1ère chambre civile B, 7 janvier 2025 — 23/04026
Texte intégral
N° RG 23/04026 - N° Portalis DBVX-V-B7H-O7HI
Décision du
Tribunal Judiciaire de LYON
Au fond
du 21 février 2023
RG : 22/00009
ch 1 cab 01 A
[G]
C/
Etablissement [6]
RÉPUBLIQUE FRANÇAISE
AU NOM DU PEUPLE FRANÇAIS
COUR D'APPEL DE LYON
1ère chambre civile B
ARRET DU 07 Janvier 2025
APPELANT :
M. [U] [G]
né le 24 Avril 1962 à [Localité 5] (TUNISIE)
[Adresse 2]
[Localité 4]
Représenté par Me Romain LAFFLY de la SELARL LX LYON, avocat postulant au barreau de LYON, toque : 938
ayant pour avocat plaidant Me Nicolas DEBROSSE de la SELARL DEBROSSE AVOCATS, avocat au barreau de LYON
INTIMEE :
[7]
[Adresse 1]
[Localité 3]
Représentée par Me Aymen DJEBARI de la SELARL LEVY ROCHE SARDA, avocat au barreau de LYON, toque : 1823
* * * * * *
Date de clôture de l'instruction : 07 Mars 2024
Date des plaidoiries tenues en audience publique : 24 Octobre 2024
Date de mise à disposition : 17 décembre 2024 prorogée au 07 Janvier 2025, les avocats dûment avisés conformément à l'article 450 dernier alinéa du code de procédure civile
Audience présidée par Bénédicte LECHARNY, magistrat rapporteur, sans opposition des parties dûment avisées, qui en a rendu compte à la Cour dans son délibéré, assisté pendant les débats de Elsa SANCHEZ, greffier.
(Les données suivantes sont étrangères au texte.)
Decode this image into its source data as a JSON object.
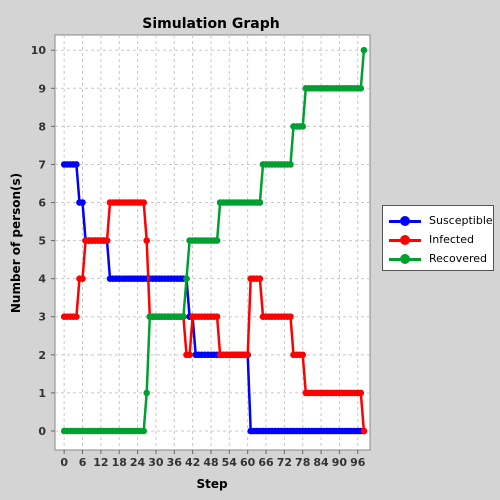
{
  "chart_data": {
    "type": "line",
    "title": "Simulation Graph",
    "xlabel": "Step",
    "ylabel": "Number of person(s)",
    "xlim": [
      -3,
      100
    ],
    "ylim": [
      -0.5,
      10.4
    ],
    "xticks": [
      0,
      6,
      12,
      18,
      24,
      30,
      36,
      42,
      48,
      54,
      60,
      66,
      72,
      78,
      84,
      90,
      96
    ],
    "yticks": [
      0,
      1,
      2,
      3,
      4,
      5,
      6,
      7,
      8,
      9,
      10
    ],
    "grid": true,
    "legend_position": "right",
    "x": [
      0,
      1,
      2,
      3,
      4,
      5,
      6,
      7,
      8,
      9,
      10,
      11,
      12,
      13,
      14,
      15,
      16,
      17,
      18,
      19,
      20,
      21,
      22,
      23,
      24,
      25,
      26,
      27,
      28,
      29,
      30,
      31,
      32,
      33,
      34,
      35,
      36,
      37,
      38,
      39,
      40,
      41,
      42,
      43,
      44,
      45,
      46,
      47,
      48,
      49,
      50,
      51,
      52,
      53,
      54,
      55,
      56,
      57,
      58,
      59,
      60,
      61,
      62,
      63,
      64,
      65,
      66,
      67,
      68,
      69,
      70,
      71,
      72,
      73,
      74,
      75,
      76,
      77,
      78,
      79,
      80,
      81,
      82,
      83,
      84,
      85,
      86,
      87,
      88,
      89,
      90,
      91,
      92,
      93,
      94,
      95,
      96,
      97,
      98
    ],
    "series": [
      {
        "name": "Susceptible",
        "color": "#0000ff",
        "values": [
          7,
          7,
          7,
          7,
          7,
          6,
          6,
          5,
          5,
          5,
          5,
          5,
          5,
          5,
          5,
          4,
          4,
          4,
          4,
          4,
          4,
          4,
          4,
          4,
          4,
          4,
          4,
          4,
          4,
          4,
          4,
          4,
          4,
          4,
          4,
          4,
          4,
          4,
          4,
          4,
          4,
          3,
          3,
          2,
          2,
          2,
          2,
          2,
          2,
          2,
          2,
          2,
          2,
          2,
          2,
          2,
          2,
          2,
          2,
          2,
          2,
          0,
          0,
          0,
          0,
          0,
          0,
          0,
          0,
          0,
          0,
          0,
          0,
          0,
          0,
          0,
          0,
          0,
          0,
          0,
          0,
          0,
          0,
          0,
          0,
          0,
          0,
          0,
          0,
          0,
          0,
          0,
          0,
          0,
          0,
          0,
          0,
          0,
          0
        ]
      },
      {
        "name": "Infected",
        "color": "#ff0000",
        "values": [
          3,
          3,
          3,
          3,
          3,
          4,
          4,
          5,
          5,
          5,
          5,
          5,
          5,
          5,
          5,
          6,
          6,
          6,
          6,
          6,
          6,
          6,
          6,
          6,
          6,
          6,
          6,
          5,
          3,
          3,
          3,
          3,
          3,
          3,
          3,
          3,
          3,
          3,
          3,
          3,
          2,
          2,
          3,
          3,
          3,
          3,
          3,
          3,
          3,
          3,
          3,
          2,
          2,
          2,
          2,
          2,
          2,
          2,
          2,
          2,
          2,
          4,
          4,
          4,
          4,
          3,
          3,
          3,
          3,
          3,
          3,
          3,
          3,
          3,
          3,
          2,
          2,
          2,
          2,
          1,
          1,
          1,
          1,
          1,
          1,
          1,
          1,
          1,
          1,
          1,
          1,
          1,
          1,
          1,
          1,
          1,
          1,
          1,
          0
        ]
      },
      {
        "name": "Recovered",
        "color": "#00a030",
        "values": [
          0,
          0,
          0,
          0,
          0,
          0,
          0,
          0,
          0,
          0,
          0,
          0,
          0,
          0,
          0,
          0,
          0,
          0,
          0,
          0,
          0,
          0,
          0,
          0,
          0,
          0,
          0,
          1,
          3,
          3,
          3,
          3,
          3,
          3,
          3,
          3,
          3,
          3,
          3,
          3,
          4,
          5,
          5,
          5,
          5,
          5,
          5,
          5,
          5,
          5,
          5,
          6,
          6,
          6,
          6,
          6,
          6,
          6,
          6,
          6,
          6,
          6,
          6,
          6,
          6,
          7,
          7,
          7,
          7,
          7,
          7,
          7,
          7,
          7,
          7,
          8,
          8,
          8,
          8,
          9,
          9,
          9,
          9,
          9,
          9,
          9,
          9,
          9,
          9,
          9,
          9,
          9,
          9,
          9,
          9,
          9,
          9,
          9,
          10
        ]
      }
    ]
  }
}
Composition de la Cour lors du délibéré :
- Patricia GONZALEZ, président
- Stéphanie LEMOINE, conseiller
- Bénédicte LECHARNY, conseiller
Arrêt Contradictoire rendu publiquement par mise à disposition au greffe de la cour d'appel, les parties présentes ou représentées en ayant été préalablement avisées dans les conditions prévues à l'article 450 alinéa 2 du code de procédure civile,
Signé par Patricia GONZALEZ, président, et par Elsa SANCHEZ, greffier, auquel la minute a été remise par le magistrat signataire.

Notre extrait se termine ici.